Abstract

With emission legislation becoming more stringent within the next years, almost all future internal combustion gasoline engines need to reduce specific fuel consumption, most of them by using turbochargers. Additionally, car manufactures attach high importance to a good drivability, which usually is being quantified as a target torque already available at low engine speeds—reached in transient response operation as fast as possible. These engine requirements result in a challenging turbocharger compressor and turbine design task, since for both not one single operating point needs to be aerodynamically optimized but the components have to provide for the optimum overall compromise for maximum thermodynamic performance. The component design targets are closely related and actually controlled by the matching procedure that fits turbine and compressor to the engine. Inaccuracies in matching a turbine to the engine full load are largely due to the pulsating engine flow characteristic and arise from the necessity of arbitrary turbine map extrapolation toward low turbine blade speed ratios and the deficient estimation of turbine efficiency for low engine speed operating points.

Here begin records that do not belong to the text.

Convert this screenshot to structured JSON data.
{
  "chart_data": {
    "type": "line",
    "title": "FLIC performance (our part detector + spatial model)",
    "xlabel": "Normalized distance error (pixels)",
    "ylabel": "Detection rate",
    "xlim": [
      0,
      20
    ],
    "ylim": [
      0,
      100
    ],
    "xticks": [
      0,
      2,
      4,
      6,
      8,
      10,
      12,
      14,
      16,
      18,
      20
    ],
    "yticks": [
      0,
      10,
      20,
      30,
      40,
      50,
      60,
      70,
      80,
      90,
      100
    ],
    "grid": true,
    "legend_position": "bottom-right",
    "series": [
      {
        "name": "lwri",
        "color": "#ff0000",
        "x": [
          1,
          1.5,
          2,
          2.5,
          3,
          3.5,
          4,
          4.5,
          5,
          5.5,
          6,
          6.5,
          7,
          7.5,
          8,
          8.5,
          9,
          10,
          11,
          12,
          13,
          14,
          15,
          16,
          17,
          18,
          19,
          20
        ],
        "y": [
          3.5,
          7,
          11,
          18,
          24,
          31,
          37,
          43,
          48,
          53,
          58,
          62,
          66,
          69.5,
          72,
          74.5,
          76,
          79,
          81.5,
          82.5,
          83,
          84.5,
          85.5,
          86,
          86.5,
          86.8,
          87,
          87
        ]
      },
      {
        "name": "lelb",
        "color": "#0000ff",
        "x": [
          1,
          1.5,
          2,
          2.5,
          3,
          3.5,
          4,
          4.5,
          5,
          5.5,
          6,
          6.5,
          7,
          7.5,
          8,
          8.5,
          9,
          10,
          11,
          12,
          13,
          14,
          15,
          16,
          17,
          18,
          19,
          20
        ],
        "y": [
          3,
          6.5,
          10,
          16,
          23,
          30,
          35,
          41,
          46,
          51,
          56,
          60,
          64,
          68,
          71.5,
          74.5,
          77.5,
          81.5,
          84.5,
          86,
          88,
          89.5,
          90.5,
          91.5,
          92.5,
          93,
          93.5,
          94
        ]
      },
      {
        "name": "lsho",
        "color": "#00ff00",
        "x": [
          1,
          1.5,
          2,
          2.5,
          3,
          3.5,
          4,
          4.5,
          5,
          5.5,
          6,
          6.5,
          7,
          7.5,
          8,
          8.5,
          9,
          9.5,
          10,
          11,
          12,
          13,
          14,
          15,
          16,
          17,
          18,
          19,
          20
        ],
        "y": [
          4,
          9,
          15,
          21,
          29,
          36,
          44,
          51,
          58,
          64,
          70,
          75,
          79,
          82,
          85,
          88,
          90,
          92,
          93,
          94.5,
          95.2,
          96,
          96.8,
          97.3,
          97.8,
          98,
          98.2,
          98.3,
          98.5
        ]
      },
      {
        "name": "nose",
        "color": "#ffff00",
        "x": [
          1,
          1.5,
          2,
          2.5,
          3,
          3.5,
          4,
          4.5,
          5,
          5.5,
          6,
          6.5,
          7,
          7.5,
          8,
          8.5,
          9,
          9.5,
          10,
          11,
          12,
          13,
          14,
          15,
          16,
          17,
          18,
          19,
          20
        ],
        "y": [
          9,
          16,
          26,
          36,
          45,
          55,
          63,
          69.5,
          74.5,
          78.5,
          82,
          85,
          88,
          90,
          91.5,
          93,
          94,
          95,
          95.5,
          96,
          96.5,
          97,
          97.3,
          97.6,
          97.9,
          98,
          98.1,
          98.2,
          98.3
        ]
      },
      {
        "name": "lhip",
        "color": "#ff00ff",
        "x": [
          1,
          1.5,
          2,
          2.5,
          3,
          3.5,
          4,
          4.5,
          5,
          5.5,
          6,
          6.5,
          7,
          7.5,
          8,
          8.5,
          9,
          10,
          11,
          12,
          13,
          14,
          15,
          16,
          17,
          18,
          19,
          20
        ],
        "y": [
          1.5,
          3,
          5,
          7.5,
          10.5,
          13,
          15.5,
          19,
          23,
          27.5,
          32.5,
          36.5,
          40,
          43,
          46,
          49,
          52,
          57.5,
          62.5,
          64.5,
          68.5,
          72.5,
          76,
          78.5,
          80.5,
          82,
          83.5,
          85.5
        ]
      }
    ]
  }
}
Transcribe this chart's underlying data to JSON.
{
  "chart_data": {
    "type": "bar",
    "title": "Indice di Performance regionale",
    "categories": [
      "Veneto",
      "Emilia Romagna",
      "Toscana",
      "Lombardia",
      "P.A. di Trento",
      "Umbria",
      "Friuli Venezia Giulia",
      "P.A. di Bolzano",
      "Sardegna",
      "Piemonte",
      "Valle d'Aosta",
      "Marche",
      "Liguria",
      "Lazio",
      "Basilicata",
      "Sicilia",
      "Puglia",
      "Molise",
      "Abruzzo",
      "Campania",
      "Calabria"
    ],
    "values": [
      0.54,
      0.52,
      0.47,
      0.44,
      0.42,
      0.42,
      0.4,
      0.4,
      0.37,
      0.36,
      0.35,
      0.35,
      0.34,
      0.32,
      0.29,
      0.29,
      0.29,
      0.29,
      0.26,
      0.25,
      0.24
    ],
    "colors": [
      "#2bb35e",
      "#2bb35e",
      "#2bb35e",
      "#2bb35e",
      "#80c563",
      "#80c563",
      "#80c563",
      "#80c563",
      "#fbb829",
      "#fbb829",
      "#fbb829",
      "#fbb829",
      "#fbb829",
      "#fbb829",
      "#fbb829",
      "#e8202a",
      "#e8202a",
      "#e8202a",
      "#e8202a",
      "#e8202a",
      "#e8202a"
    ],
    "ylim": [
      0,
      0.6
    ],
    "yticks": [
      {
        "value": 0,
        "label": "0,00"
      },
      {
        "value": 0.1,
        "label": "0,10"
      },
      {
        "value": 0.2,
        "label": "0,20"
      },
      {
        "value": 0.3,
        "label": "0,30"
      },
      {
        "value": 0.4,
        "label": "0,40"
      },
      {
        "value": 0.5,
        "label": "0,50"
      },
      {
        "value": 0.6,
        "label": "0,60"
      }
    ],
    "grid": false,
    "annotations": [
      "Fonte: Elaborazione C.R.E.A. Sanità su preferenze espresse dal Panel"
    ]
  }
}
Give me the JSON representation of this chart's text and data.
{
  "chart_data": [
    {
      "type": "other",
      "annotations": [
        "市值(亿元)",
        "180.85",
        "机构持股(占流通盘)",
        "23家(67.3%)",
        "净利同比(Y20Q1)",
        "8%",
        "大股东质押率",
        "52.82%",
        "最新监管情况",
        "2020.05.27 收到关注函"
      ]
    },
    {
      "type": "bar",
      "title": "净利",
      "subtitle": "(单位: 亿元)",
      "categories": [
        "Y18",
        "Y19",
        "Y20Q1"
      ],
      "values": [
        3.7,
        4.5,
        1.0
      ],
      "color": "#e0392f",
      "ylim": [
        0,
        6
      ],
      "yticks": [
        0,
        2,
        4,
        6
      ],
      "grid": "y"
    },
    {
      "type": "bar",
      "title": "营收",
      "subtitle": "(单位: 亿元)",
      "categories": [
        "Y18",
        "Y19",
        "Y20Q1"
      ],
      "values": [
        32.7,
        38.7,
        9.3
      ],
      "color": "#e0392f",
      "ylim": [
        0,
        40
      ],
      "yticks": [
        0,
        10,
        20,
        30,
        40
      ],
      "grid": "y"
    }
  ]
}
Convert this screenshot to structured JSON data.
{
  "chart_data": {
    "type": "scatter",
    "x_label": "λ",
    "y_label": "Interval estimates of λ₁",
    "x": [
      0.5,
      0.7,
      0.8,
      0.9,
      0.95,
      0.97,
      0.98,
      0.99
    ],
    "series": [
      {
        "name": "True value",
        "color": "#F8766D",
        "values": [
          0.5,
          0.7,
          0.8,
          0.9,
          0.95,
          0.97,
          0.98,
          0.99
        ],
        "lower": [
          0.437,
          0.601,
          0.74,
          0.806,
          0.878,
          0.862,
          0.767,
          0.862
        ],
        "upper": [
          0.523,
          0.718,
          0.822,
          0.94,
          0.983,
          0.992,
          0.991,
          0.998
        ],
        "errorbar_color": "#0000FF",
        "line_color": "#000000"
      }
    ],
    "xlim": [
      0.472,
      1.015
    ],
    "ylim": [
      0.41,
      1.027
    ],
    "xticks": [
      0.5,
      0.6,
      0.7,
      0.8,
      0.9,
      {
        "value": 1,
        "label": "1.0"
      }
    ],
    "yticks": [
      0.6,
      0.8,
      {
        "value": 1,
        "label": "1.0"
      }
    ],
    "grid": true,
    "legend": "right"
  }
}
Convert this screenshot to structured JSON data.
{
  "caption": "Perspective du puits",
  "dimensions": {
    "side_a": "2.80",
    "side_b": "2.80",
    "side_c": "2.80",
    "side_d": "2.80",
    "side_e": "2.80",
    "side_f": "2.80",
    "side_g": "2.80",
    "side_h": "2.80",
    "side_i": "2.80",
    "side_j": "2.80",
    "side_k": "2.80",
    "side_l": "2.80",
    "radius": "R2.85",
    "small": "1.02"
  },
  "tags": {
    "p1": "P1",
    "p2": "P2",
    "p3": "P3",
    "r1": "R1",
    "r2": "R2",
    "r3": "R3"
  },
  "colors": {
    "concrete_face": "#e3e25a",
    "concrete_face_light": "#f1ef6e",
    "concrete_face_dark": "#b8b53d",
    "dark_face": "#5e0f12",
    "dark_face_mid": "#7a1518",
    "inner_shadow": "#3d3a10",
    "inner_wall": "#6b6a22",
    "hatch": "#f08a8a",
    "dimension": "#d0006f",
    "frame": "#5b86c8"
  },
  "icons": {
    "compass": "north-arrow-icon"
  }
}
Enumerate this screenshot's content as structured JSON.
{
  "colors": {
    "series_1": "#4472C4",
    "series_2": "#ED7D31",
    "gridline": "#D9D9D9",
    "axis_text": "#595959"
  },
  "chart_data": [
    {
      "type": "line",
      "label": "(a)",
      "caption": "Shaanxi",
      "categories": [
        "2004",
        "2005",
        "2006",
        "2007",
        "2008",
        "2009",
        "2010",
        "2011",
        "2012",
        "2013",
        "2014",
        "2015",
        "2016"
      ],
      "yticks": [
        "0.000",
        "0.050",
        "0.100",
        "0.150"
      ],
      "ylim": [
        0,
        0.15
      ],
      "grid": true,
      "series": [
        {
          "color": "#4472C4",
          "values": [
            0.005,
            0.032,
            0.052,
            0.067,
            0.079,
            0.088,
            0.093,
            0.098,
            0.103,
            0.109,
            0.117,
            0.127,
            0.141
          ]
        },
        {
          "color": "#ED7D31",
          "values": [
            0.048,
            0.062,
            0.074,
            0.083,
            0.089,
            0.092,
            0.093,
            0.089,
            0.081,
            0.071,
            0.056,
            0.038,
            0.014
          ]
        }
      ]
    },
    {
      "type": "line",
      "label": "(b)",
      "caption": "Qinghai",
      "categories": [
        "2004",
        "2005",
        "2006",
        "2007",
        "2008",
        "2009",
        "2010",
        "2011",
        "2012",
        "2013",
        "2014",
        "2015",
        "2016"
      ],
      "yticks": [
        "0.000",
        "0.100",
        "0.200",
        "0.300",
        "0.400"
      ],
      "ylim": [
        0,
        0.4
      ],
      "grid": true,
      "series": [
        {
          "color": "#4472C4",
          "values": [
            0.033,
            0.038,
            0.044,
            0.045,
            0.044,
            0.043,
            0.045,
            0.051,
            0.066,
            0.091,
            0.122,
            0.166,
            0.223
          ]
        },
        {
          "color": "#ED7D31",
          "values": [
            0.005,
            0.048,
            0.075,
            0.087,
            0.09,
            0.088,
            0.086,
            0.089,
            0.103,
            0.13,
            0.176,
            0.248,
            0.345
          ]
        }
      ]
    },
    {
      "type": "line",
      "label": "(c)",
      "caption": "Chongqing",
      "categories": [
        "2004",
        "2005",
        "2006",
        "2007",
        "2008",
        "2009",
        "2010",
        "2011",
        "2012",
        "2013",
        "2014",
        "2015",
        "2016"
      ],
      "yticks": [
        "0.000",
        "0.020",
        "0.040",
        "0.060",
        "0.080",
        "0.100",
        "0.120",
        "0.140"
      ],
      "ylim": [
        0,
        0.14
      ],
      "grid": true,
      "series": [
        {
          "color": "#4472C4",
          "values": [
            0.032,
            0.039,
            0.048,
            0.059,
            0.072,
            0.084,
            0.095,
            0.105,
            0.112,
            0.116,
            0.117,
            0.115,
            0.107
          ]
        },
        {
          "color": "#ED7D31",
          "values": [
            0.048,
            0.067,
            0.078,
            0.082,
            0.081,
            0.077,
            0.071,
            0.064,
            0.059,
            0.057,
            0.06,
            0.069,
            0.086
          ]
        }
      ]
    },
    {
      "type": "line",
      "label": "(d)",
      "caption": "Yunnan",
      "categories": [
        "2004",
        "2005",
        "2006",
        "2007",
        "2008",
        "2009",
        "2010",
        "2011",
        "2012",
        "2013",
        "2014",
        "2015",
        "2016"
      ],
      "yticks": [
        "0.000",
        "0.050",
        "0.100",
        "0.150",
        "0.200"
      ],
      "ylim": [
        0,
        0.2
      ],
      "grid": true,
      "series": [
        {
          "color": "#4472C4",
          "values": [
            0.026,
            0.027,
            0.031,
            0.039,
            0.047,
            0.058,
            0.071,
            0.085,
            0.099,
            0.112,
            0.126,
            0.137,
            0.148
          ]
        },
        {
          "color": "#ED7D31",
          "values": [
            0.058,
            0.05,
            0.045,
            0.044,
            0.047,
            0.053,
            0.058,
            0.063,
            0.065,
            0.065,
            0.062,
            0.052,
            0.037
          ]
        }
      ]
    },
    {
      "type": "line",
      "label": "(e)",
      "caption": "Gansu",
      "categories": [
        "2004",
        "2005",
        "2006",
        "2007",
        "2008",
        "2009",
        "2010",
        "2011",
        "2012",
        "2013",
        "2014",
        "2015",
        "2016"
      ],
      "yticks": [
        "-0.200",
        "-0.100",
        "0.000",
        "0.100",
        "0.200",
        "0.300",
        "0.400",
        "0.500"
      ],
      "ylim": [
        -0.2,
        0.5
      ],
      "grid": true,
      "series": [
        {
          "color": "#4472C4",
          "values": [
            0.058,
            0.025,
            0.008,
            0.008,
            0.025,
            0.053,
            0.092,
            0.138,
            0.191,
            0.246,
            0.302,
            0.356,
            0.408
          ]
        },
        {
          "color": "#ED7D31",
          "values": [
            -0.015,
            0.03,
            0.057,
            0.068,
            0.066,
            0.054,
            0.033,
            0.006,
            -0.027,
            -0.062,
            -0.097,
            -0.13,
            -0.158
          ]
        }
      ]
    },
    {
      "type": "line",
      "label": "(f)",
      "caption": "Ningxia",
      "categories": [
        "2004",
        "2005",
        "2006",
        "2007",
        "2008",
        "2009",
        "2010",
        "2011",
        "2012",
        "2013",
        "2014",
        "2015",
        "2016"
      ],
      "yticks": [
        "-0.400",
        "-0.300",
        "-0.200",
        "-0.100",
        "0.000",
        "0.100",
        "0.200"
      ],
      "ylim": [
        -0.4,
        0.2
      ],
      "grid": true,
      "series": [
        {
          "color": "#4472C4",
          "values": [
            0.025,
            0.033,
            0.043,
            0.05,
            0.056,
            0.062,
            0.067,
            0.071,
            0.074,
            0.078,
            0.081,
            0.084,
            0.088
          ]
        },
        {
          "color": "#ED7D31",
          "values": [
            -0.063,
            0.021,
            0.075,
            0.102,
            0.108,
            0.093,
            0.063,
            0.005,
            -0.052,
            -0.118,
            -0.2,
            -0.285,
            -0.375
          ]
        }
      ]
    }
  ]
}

This paper addresses the above described standard problems, presenting a methodology that covers almost all aspects of thermodynamic turbine design based on a comparison of radial and mixed-flow turbines. Wheel geometry definition with respect to contrary design objectives is done using computational fluid dynamics (CFD), finite element analysis (FEA), and optimization software. Parametrical turbine models, composed of wheel, volute, and standard piping allow for fast map calculation similar to steady hot gas tests but covering the complete range of engine pulsating mass flow. These extended turbine maps are then used for a particular assessment of turbine power output under unsteady flow admission resulting in an improved steady-state matching quality. Additionally, the effect of various design parameters like either volute sizing or the choice of compressor to turbine diameter ratio on turbine blade speed ratio operating range as well as well as turbine inertia effect is analyzed. Finally, this method enables the designer to comparatively evaluate the ability of a turbine design to accelerate the turbocharger speed for transient engine response while still offering a map characteristic that keeps fuel consumption low at all engine speeds.